Europeans Look to Welfare, Not Stimulus, in Crisis

By Park Sae-jin Posted : April 2, 2009, 10:11 Updated : April 2, 2009, 10:11

   
 
Nicolas Sarkozy, France's president, left, speaks during a news conference with Angela 
Merkel, Germany's chancellor, ahead of the G20 summit in London, U.K., on Wednesday, April 1, 2009.

Europeans and Americans don't always see eye to eye - and how to solve the global financial crisis is no exception.

Across a continent long accustomed to big government and high taxes, many Europeans are counting on generous welfare benefits to shield them from the worst of the meltdown. Others worry that loosening interest rates would lead to devastating inflation.

In the American view, the economic house is on fire, and only quick and decisive action will put out the flames. Europe is not quite as ready to pull the alarm.

"The social security system is definitely better in Europe than in the States," Florian Schnabl, a 32-year-old financial consultant in Vienna, said Wednesday.
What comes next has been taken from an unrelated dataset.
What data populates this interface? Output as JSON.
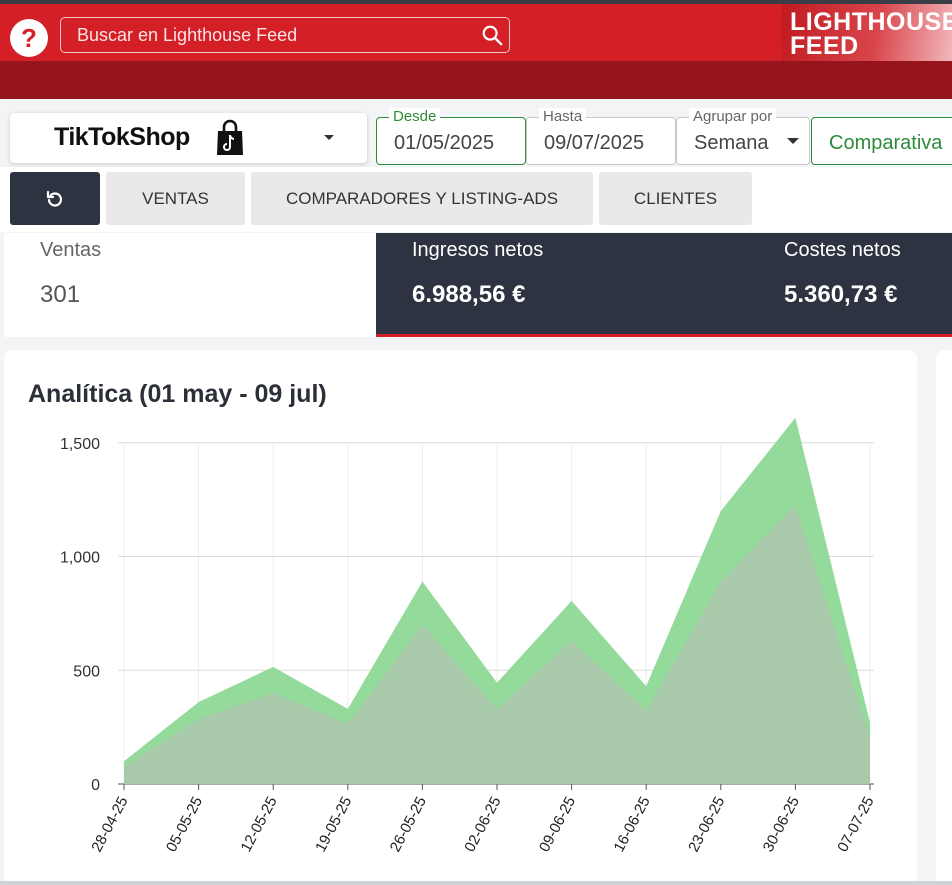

But he was hedging his bets: "Who knows if countries here will react as well as the U.S. to the crisis."

For all their talk of coming together at this week's summit of the G-20 economic powers in London, European leaders have been openly skeptical of corporate bailouts and massive U.S.-style stimulus spending.
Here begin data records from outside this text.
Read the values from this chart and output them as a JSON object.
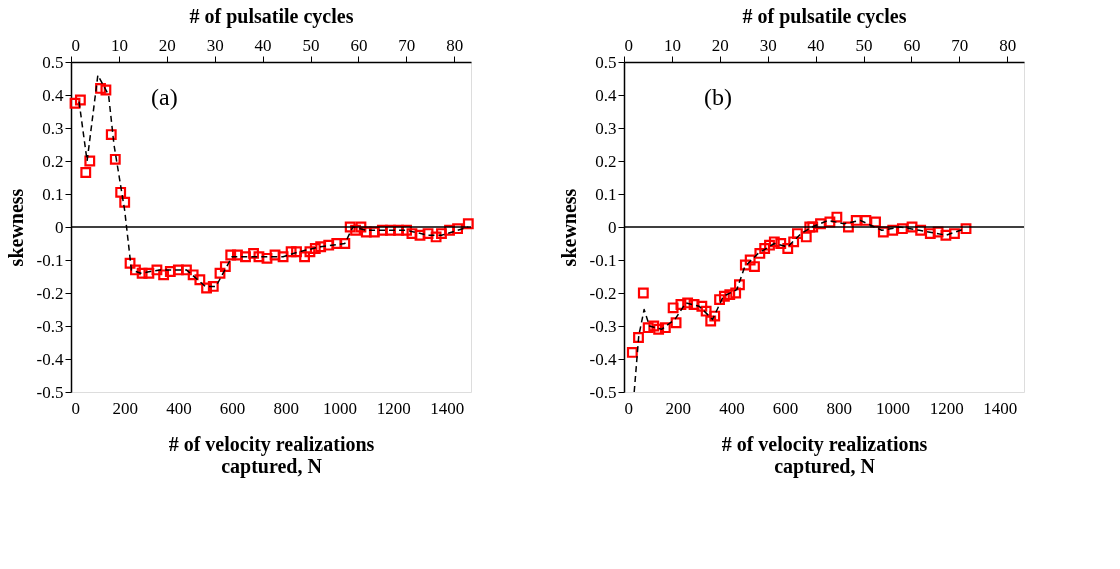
{
  "chart_data": [
    {
      "type": "scatter",
      "xlabel": "# of velocity realizations captured, N",
      "x2label": "# of pulsatile cycles",
      "ylabel": "skewness",
      "annotations": [
        "(a)"
      ],
      "xlim": [
        0,
        1490
      ],
      "xticks": [
        0,
        200,
        400,
        600,
        800,
        1000,
        1200,
        1400
      ],
      "x2lim": [
        0,
        83.5
      ],
      "x2ticks": [
        0,
        10,
        20,
        30,
        40,
        50,
        60,
        70,
        80
      ],
      "ylim": [
        -0.5,
        0.5
      ],
      "yticks": [
        -0.5,
        -0.4,
        -0.3,
        -0.2,
        -0.1,
        0,
        0.1,
        0.2,
        0.3,
        0.4,
        0.5
      ],
      "grid": false,
      "ref_lines": [
        {
          "axis": "y",
          "value": 0,
          "color": "#000000"
        }
      ],
      "series": [
        {
          "color": "#ff0000",
          "marker": "square",
          "x": [
            15,
            35,
            55,
            70,
            110,
            130,
            150,
            165,
            185,
            200,
            220,
            240,
            265,
            290,
            320,
            345,
            370,
            400,
            430,
            455,
            480,
            505,
            530,
            555,
            575,
            595,
            620,
            650,
            680,
            700,
            730,
            760,
            790,
            820,
            840,
            870,
            890,
            910,
            930,
            960,
            990,
            1020,
            1040,
            1060,
            1080,
            1100,
            1130,
            1160,
            1190,
            1220,
            1250,
            1270,
            1300,
            1330,
            1360,
            1380,
            1410,
            1440,
            1480
          ],
          "values": [
            0.375,
            0.385,
            0.165,
            0.2,
            0.42,
            0.415,
            0.28,
            0.205,
            0.105,
            0.075,
            -0.11,
            -0.13,
            -0.14,
            -0.14,
            -0.13,
            -0.145,
            -0.135,
            -0.13,
            -0.13,
            -0.145,
            -0.16,
            -0.185,
            -0.18,
            -0.14,
            -0.12,
            -0.085,
            -0.085,
            -0.09,
            -0.08,
            -0.09,
            -0.095,
            -0.085,
            -0.09,
            -0.075,
            -0.075,
            -0.09,
            -0.075,
            -0.065,
            -0.06,
            -0.055,
            -0.05,
            -0.05,
            0.0,
            -0.01,
            0.0,
            -0.015,
            -0.015,
            -0.01,
            -0.01,
            -0.01,
            -0.01,
            -0.02,
            -0.025,
            -0.02,
            -0.03,
            -0.02,
            -0.01,
            -0.005,
            0.01
          ]
        },
        {
          "type": "line",
          "color": "#000000",
          "marker": "none",
          "line_style": "dashed",
          "x": [
            30,
            60,
            100,
            140,
            160,
            200,
            225,
            260,
            330,
            430,
            500,
            540,
            600,
            700,
            790,
            850,
            930,
            1020,
            1050,
            1100,
            1250,
            1330,
            1380,
            1480
          ],
          "values": [
            0.38,
            0.2,
            0.46,
            0.4,
            0.25,
            0.05,
            -0.13,
            -0.14,
            -0.13,
            -0.13,
            -0.18,
            -0.18,
            -0.09,
            -0.09,
            -0.09,
            -0.075,
            -0.06,
            -0.05,
            0.0,
            -0.01,
            -0.01,
            -0.025,
            -0.025,
            0.0
          ]
        }
      ]
    },
    {
      "type": "scatter",
      "xlabel": "# of velocity realizations captured, N",
      "x2label": "# of pulsatile cycles",
      "ylabel": "skewness",
      "annotations": [
        "(b)"
      ],
      "xlim": [
        0,
        1490
      ],
      "xticks": [
        0,
        200,
        400,
        600,
        800,
        1000,
        1200,
        1400
      ],
      "x2lim": [
        0,
        83.5
      ],
      "x2ticks": [
        0,
        10,
        20,
        30,
        40,
        50,
        60,
        70,
        80
      ],
      "ylim": [
        -0.5,
        0.5
      ],
      "yticks": [
        -0.5,
        -0.4,
        -0.3,
        -0.2,
        -0.1,
        0,
        0.1,
        0.2,
        0.3,
        0.4,
        0.5
      ],
      "grid": false,
      "ref_lines": [
        {
          "axis": "y",
          "value": 0,
          "color": "#000000"
        }
      ],
      "series": [
        {
          "color": "#ff0000",
          "marker": "square",
          "x": [
            31,
            54,
            72,
            90,
            111,
            129,
            154,
            183,
            194,
            212,
            237,
            261,
            290,
            306,
            323,
            338,
            356,
            374,
            394,
            416,
            430,
            452,
            470,
            486,
            506,
            524,
            542,
            560,
            584,
            610,
            632,
            646,
            679,
            692,
            703,
            732,
            767,
            793,
            836,
            865,
            901,
            937,
            966,
            1001,
            1037,
            1073,
            1105,
            1141,
            1170,
            1199,
            1231,
            1274
          ],
          "values": [
            -0.38,
            -0.335,
            -0.2,
            -0.305,
            -0.3,
            -0.31,
            -0.305,
            -0.245,
            -0.29,
            -0.235,
            -0.23,
            -0.235,
            -0.24,
            -0.255,
            -0.285,
            -0.27,
            -0.22,
            -0.21,
            -0.205,
            -0.2,
            -0.175,
            -0.115,
            -0.1,
            -0.12,
            -0.08,
            -0.065,
            -0.055,
            -0.045,
            -0.05,
            -0.065,
            -0.045,
            -0.02,
            -0.03,
            0.0,
            0.0,
            0.01,
            0.015,
            0.03,
            0.0,
            0.02,
            0.02,
            0.015,
            -0.015,
            -0.01,
            -0.005,
            0.0,
            -0.01,
            -0.02,
            -0.015,
            -0.025,
            -0.02,
            -0.005
          ]
        },
        {
          "type": "line",
          "color": "#000000",
          "marker": "none",
          "line_style": "dashed",
          "x": [
            38,
            55,
            75,
            95,
            140,
            190,
            230,
            280,
            330,
            370,
            420,
            450,
            500,
            560,
            610,
            660,
            700,
            760,
            820,
            880,
            960,
            1030,
            1100,
            1200,
            1270
          ],
          "values": [
            -0.5,
            -0.33,
            -0.25,
            -0.3,
            -0.31,
            -0.28,
            -0.23,
            -0.24,
            -0.28,
            -0.21,
            -0.19,
            -0.12,
            -0.08,
            -0.05,
            -0.06,
            -0.02,
            0.0,
            0.02,
            0.01,
            0.02,
            -0.01,
            0.0,
            -0.01,
            -0.025,
            -0.005
          ]
        }
      ]
    }
  ]
}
As the G-20 leaders gathered, two new projections forecast more economic turmoil worldwide. The World Bank predicted the global economy will contract by 1.7 percent this year. A separate outlook by the Organization for Economic Cooperation and Development was even more bleak, projecting a 2.75 percent slump worldwide.

And economists warn this is probably just the beginning. Some analysts, such as former International Monetary Fund chief economist Simon Johnson, worry that if Europe keeps dragging its feet it could risk a rerun of the Great Depression or worse.

Still, in much of the European Union, there are fears of taking on yet more public debt - and having to rescue neighbors in addition to foundering banks and struggling industries.

Germany in particular is still bailing out what was once an entire country: the former communist East, which is reeling from high unemployment despite billions spent in the two decades since the Cold War ended.

And German Chancellor Angela Merkel pointed out Wednesday her nation had already approved programs worth $106 billion to get the economy moving. "We have made a gigantic contribution," she said.

France and Germany are leading a European drive to tighten the regulation of financial markets in an effort to prevent the kinds of excesses that pushed banks worldwide into insolvency.

Looming at the London summit, French Foreign Minister Bernard Kouchner warned, was a confrontation between "two worlds: one that wants more regulation, and the other that wants less."

Yet at the heart of the rift between the U.S. and Europe over how best to dig out of the crisis is a long-standing clash of economic philosophies.

Europeans historically have enjoyed comprehensive social safety nets that offer jobless workers years of unemployment benefits and uninterrupted health insurance.

Those welfare programs are expensive - in Austria, individual income tax runs as high as 50 percent - but they already do much of what the Obama administration is proposing to achieve through fiscal stimulus.

And Europeans differ from Americans in other key ways: They save far more cash, and generally don't max out on their credit cards.

That helps explain why Czech Prime Minister Mirek Topolanek, whose country holds the rotating presidency of the 27-nation EU, last week denounced Washington's deficit spending as "the road to hell."

"The Europeans think there's a danger of overdoing it," said Johnson, the former IMF chief economist, now a professor at the Massachusetts Institute of Technology's Sloan School of Management.

"Their feeling is, 'We'll get through this,"' he told The Associated Press in a telephone interview. "Germans, for instance, are just not that worried about unemployment. They think their fiscal system can take care of it."